- IATA: IPE; ICAO: RPMV;

Summary
- Airport type: Public
- Operator: Civil Aviation Authority of the Philippines
- Serves: Ipil, Zamboanga Sibugay
- Location: Barangay Sanito, Ipil, Zamboanga Sibugay
- Elevation AMSL: 16 m / 52 ft
- Coordinates: 07°47′10.10″N 122°36′4.10″E﻿ / ﻿7.7861389°N 122.6011389°E
- Interactive map of Ipil Airport

Runways
| Direction | Length |  | Surface |
| m | ft |
| 16/34 | 1,200 | 3,150 | Concrete |

= Ipil Airport =

Airport in Ipil, Zamboanga Sibugay, Philippines

Ipil Airport is an airport serving the general area of Ipil, the capital of the province of Zamboanga Sibugay in the Philippines.
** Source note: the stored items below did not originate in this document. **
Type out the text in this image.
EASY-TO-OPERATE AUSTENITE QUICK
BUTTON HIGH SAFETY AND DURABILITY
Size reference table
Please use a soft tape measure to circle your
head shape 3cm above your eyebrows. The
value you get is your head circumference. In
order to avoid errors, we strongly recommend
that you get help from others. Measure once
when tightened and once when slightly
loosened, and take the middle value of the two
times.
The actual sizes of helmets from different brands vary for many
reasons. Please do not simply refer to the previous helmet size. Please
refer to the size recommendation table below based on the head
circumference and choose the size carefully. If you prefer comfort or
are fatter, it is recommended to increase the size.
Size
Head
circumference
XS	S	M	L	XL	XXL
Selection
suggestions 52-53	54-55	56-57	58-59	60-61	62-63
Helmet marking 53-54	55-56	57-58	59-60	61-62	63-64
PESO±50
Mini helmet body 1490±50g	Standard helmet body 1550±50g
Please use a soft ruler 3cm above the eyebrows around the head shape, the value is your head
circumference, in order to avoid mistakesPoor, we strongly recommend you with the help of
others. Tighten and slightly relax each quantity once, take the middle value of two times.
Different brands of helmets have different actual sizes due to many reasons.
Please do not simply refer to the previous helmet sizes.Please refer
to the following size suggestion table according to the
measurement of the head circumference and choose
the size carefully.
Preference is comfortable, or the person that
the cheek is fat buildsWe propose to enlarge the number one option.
It is one of the two airports in the province, the other is Malangas Airfield. It is classified as a community airport by the Civil Aviation Authority of the Philippines, a body of the Department of Transportation that is responsible for the operations of not only this airport but also of all other airports in the Philippines except the major international airports.

==Future expansion==
A ninety-million peso expansion project was launched by the Philippine government in February 2009 to upgrade and improve the airport's facilities. The project is divided into two stages, with the result being a 1.2-kilometer runway with a taxiway, apron and terminal building, with the possibility of the runway being as long as two kilometers. Once complete, the airport will be able to support small passenger and cargo planes, while at the same time serving as a reliever airport for Zamboanga International Airport in Zamboanga City.